Proposition infinitive :
(on voit) le glaneur / Cheminant pas à pas recueillir les reliques
L’ensemble de la proposition occupe la fonction de COD d’un verbe de perception, le
procès du verbe à l’infinitif a un support actant distinct du sujet de la régissante : le GN « le
glaneur », qui a la même fonction que l’ensemble de la prop. Le vb à l’inf reçoit lui aussi un
COD.
Nous n’analyserons pas « cheminant » comme centre d’une proposition participiale
puisque son support («le glaneur ») a déjà une fonction dans une autre proposition ; la
fonction du participe est ici celle d’un adjectif épithète. Cependant on voit qu’il reçoit un
adverbe et qu’il évoque un procès spatialisé, aspectualisé et temporalisé (participe « présent »
= aspect sécant, inachevé et simultané / régissante) , comme d’ailleurs les très nombreuses
autres formes d’origine participiale : verdissant, florissant, blondissant, jaunissant qui même
s’ils sont épithètes et non noyaux de propositions, donc ne rentrent pas au sens strict dans le
cadre de notre étude, participent encore suffisamment de la catégorie du verbe pour animer le
texte, lui imprimer un mouvement permanent.
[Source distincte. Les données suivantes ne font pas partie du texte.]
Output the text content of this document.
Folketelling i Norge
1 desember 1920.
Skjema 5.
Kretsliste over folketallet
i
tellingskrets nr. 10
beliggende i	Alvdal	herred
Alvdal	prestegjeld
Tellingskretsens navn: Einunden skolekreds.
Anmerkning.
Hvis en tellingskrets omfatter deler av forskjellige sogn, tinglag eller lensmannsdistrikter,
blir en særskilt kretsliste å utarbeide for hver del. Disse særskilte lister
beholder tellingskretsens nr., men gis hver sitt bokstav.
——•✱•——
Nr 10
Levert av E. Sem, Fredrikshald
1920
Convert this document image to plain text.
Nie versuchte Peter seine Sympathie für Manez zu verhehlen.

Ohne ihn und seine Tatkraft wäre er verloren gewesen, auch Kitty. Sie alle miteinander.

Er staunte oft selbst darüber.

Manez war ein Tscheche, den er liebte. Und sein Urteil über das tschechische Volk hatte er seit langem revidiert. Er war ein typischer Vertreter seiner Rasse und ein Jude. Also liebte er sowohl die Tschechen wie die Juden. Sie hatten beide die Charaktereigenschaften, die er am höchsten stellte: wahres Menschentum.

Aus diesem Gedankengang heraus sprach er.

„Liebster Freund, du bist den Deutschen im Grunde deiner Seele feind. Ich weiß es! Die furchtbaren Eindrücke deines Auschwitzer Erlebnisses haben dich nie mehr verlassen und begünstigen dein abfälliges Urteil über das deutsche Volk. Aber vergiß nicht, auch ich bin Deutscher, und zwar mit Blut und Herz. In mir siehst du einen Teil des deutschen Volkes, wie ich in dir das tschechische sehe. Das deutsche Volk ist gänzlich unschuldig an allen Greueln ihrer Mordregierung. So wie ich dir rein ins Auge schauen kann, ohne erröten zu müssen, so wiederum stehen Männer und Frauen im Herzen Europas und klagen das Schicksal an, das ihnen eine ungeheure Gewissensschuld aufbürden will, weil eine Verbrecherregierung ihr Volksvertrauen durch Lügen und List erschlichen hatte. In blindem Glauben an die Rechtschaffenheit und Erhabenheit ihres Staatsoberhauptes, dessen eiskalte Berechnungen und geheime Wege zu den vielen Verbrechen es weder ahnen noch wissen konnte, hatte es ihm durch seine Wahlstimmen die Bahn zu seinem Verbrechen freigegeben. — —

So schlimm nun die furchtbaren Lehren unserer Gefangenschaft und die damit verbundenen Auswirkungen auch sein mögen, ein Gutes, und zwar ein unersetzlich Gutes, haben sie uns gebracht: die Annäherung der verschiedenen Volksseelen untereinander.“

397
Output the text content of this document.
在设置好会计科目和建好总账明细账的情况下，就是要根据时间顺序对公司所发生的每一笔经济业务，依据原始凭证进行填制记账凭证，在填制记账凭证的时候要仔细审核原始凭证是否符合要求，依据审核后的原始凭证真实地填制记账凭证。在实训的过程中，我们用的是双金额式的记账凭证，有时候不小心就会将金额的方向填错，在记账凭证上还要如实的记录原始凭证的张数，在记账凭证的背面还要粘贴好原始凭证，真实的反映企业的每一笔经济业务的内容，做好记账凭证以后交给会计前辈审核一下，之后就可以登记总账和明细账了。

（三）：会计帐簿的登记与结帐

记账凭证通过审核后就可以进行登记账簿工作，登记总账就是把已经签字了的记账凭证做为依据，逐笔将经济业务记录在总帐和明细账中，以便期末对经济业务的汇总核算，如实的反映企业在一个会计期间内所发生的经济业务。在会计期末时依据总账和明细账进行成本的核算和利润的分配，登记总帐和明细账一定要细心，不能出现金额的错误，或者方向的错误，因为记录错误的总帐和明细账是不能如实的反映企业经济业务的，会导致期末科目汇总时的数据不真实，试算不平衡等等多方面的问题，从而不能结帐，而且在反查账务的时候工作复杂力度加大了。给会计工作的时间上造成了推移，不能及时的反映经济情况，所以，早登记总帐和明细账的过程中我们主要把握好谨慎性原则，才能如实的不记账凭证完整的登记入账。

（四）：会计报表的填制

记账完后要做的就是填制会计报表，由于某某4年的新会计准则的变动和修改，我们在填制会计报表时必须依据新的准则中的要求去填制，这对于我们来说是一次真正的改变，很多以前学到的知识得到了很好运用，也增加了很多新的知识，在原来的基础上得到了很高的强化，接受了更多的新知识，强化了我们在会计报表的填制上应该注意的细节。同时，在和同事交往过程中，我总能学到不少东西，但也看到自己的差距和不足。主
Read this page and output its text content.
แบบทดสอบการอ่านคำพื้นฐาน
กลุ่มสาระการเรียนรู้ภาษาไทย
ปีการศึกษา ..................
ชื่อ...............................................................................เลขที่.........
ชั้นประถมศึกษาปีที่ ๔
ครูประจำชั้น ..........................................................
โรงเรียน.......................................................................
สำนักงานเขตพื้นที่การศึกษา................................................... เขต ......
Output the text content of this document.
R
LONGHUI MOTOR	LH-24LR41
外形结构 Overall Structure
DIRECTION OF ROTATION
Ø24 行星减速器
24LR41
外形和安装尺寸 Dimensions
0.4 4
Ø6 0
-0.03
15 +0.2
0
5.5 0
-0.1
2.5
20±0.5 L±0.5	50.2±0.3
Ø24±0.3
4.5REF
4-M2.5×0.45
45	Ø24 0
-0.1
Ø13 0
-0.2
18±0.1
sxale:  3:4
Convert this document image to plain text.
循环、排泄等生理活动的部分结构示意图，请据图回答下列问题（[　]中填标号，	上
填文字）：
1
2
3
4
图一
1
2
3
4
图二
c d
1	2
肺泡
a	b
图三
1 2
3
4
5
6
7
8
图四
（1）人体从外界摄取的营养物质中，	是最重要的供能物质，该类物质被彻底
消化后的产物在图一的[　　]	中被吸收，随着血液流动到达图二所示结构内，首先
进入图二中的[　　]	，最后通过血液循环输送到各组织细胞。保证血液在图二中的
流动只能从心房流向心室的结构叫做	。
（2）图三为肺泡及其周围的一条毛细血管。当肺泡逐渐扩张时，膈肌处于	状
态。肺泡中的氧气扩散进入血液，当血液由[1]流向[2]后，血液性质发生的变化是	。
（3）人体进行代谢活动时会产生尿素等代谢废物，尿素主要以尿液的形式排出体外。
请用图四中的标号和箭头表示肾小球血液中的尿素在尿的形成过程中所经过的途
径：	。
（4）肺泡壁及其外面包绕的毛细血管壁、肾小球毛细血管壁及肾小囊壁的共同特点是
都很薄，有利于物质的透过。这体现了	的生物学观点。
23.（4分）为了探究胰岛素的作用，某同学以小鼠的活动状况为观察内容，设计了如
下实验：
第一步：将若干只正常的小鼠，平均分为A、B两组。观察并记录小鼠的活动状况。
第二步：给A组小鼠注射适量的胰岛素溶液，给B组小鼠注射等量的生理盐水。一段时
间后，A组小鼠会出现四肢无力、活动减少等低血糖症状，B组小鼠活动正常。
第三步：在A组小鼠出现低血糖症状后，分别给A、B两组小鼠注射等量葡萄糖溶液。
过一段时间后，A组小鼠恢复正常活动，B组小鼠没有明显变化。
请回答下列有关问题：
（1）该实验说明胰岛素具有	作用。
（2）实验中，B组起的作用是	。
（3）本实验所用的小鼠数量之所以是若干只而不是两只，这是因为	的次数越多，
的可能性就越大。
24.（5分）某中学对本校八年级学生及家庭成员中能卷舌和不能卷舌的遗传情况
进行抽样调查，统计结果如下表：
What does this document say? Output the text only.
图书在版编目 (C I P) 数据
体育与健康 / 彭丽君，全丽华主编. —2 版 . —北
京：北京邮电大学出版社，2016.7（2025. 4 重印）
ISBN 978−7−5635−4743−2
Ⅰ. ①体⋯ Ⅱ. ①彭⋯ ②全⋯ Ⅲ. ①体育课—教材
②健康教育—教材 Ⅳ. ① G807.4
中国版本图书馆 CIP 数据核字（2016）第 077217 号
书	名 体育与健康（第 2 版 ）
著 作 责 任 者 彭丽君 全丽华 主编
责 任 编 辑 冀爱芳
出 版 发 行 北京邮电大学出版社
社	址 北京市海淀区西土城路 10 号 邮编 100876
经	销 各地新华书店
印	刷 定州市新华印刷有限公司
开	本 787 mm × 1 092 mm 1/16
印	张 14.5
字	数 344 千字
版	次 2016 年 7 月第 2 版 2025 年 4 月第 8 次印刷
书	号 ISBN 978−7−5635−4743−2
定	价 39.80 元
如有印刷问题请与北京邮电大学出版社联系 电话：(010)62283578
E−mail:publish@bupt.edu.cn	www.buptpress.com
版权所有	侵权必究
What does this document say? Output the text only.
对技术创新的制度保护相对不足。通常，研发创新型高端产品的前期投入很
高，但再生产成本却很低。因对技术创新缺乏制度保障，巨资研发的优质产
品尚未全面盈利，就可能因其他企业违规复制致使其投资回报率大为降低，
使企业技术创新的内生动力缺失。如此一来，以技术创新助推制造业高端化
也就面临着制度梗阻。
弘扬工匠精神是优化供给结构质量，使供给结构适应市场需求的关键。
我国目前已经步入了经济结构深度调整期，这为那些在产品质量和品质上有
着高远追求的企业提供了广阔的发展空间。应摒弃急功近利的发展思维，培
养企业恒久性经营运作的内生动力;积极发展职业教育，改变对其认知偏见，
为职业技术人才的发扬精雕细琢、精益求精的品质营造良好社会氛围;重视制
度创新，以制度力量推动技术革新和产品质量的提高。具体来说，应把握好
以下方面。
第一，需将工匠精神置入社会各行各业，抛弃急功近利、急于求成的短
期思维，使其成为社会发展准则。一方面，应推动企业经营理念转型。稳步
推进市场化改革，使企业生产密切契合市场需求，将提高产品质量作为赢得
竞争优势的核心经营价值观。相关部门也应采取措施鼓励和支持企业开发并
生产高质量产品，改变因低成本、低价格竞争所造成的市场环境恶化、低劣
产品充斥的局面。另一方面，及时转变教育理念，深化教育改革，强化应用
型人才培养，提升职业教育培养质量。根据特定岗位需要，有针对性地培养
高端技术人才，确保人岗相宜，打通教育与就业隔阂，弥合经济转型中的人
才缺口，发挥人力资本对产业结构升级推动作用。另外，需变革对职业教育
Conclusion : Construction parfaite, horlogerie minutieuse, dans laquelle aucune pièce n’est
véritablement autonome, même pas la principale. Système hiérarchique complexe et ramifié,
tout se tient, des « branches » de la macrostructure aux « extrémités » les plus dépendantes
(les participes) en passant par les branchettes intermédiaires (sub enchâssées).
2b. Que chacun va pillant : comme on voit le glaneur
- relative centrée sur une périphrase verbale à valeur aspectuelle (inachevé marqué par le
participe dit « présent »), notons qu’en français contemporain cet emploi n’est plus usité sauf
tour très littéraire, la périphrase aller + inf au contraire est fréquente, valeur temporelle. Le
verbe conjugué est au présent , dans cette sub qui évoque une strate temporelle où se situe
l’énonciateur (cf déictique « ces » du GN support).
- conjonctive comparative et début de l’infinitive qu’elle introduit (support actant « le
glaneur ».
- entre les deux une ponctuation forte, déjà évoquée, mais alors que dans les autres cas la
ponctuation coïncidait avec la fin d’un vers et même d’une strophe, ici on peut noter une
rupture très forte de la chaîne mélodique à la césure, de par la non coïncidence entre métrique
et prosodie. Se produit dans un vers qui est traditionnellement le pivot du sonnet, rien n’est
donc laissé au hasard. On peut considérer que cette rupture prosodique met en relief par son
caractère spectaculaire l’entrée dans l’apodose de la période, au-delà de l’acmé représentée
par le comparé enfin dévoilé. Renforcé encore par la sonorité [ã] qui était celle de la rime B et
que l’on retrouve sous l’accent de coupe au v.13 et à la césure du v.14.
- notons enfin la présence des deux sujets indéfinis : le pronom chacun, forme renforcée du
déterminant indéfini chaque, variable en genre, qui vient du latin (unum cata unum, un à un),
qui fonctionne comme un singulier (quantité égale à un) mais sémantiquement est collectif
(chaque membre d’un tout). Le pronom indéfini « on », étymologiquement substantif, dans
son extension maximale : tous, n’importe qui, de portée comparable donc. Moment de
transition entre l’histoire particulière de Rome et scène à valeur générale à laquelle on la
compare : ces pronoms jouent peut-être un rôle. Rome dispersée aux quatre vents, dégradation
sensible dans les termes à connotation péjorative (pillant, glaneur), s’oppose aux connotations
triomphantes des premières images. Apodose sémantique aussi.